A couple of weeks later, I had an evening with a friend that had been hung out to dry as badly as I had been. We commiserated for a few hours, but as I left, I recall really clearly saying to God, “Lord, to whom shall I go? You have the words of life.” And I recall, with similar clarity, recognizing that I really believed it. It shocked me, actually.

That was a bunch of years ago. I’ve told God (and a few others) that I’m actually glad that whole seven-year season is in my past: I’m glad I’ve learned the lessons of His faithfulness, his patience, that I don’t know I could have learned any other way. And I’m equally glad that season is not in my present, or (I trust) in my future. I don’t ever want to go through that again. But I know Him so much better these days, and I trust him so much more now, as a result of that crisis, which kind of culminated in that tantrum.

So do I recommend to folks going through their own hell-and-high-water crisis that they follow my example and cuss God out? Oh, hell no! Don’t follow me. I’m not the role model for your crisis.

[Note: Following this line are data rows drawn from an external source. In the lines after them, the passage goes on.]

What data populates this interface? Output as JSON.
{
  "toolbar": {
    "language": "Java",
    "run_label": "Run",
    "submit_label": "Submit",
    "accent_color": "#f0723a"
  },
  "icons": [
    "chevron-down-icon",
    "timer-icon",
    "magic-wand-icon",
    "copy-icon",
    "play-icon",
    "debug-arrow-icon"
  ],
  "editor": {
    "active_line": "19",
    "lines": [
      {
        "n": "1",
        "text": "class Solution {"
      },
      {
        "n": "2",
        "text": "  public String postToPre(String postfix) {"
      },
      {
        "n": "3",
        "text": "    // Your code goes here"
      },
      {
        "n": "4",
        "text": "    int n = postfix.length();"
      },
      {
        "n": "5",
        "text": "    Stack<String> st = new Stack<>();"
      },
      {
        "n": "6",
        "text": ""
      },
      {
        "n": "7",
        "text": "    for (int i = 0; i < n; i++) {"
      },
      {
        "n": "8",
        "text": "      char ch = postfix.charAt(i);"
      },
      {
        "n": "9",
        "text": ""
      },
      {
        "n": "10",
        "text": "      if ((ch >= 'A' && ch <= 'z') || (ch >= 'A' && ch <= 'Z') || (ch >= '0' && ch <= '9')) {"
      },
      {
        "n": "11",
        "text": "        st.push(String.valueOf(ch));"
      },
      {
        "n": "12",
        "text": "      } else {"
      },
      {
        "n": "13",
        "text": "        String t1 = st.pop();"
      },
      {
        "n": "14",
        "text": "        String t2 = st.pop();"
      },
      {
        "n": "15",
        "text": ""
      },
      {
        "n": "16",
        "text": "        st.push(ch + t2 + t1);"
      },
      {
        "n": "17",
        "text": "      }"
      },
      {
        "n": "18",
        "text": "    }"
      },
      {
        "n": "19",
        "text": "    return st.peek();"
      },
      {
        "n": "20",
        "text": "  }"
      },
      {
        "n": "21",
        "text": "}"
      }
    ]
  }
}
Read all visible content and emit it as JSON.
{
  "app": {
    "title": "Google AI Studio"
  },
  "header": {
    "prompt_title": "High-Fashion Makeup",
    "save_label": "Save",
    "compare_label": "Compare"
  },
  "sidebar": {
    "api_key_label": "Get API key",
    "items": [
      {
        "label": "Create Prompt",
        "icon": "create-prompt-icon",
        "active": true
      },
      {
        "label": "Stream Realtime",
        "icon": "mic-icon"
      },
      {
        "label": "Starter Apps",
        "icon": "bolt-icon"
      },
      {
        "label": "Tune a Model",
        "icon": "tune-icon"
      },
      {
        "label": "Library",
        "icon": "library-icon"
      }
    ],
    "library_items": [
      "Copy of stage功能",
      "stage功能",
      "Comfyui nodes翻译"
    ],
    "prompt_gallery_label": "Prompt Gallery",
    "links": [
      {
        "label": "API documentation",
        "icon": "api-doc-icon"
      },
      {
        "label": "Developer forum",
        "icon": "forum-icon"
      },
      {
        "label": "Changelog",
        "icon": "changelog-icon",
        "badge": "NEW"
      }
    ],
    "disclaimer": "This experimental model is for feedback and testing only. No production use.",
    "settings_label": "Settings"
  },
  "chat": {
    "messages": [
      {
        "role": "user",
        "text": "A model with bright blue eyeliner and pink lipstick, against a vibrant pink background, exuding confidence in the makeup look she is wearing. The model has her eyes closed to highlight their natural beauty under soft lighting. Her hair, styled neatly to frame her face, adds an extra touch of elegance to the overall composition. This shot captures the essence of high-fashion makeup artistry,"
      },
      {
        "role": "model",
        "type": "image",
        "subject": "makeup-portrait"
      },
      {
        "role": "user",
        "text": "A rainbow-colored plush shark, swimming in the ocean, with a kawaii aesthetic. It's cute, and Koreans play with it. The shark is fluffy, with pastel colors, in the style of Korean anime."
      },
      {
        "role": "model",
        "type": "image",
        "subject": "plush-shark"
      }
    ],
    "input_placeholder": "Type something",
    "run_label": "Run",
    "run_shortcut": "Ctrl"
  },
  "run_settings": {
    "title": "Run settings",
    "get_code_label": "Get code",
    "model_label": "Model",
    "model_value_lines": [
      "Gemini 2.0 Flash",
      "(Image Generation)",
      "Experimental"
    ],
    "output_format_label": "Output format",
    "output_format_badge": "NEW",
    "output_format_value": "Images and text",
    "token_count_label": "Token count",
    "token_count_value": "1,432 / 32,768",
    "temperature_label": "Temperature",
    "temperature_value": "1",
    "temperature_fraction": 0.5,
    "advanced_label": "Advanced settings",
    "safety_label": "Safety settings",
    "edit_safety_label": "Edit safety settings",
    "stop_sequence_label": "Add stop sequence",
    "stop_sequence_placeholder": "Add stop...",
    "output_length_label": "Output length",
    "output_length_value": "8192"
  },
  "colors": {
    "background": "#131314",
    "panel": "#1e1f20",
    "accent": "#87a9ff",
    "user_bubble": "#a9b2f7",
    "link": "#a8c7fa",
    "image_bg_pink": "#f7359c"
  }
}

But I absolutely recommend that believers, whether in crisis or not, to be absolutely honest and open with God, even with the ugly bits. And I acknowledge that it sure might take something extraordinary to get at the ugly bits that we Christians are so good at hiding, even from ourselves. Yeah, that needs to get out. Clean out every bit of that stinky refrigerator called the subconscious! And get help if you need it.

Oh, and that therapist and I eventually made peace. It turned out that nobody had ever walked in on a session before that day, and this was a particularly fragile client. He was completely freaked out when we eventually did meet, but by then, I don’t know that I needed his services so badly: Father had held my hair and let me vomit, and now it was all out. I just needed help rinsing out my mouth and stumbling back to bed.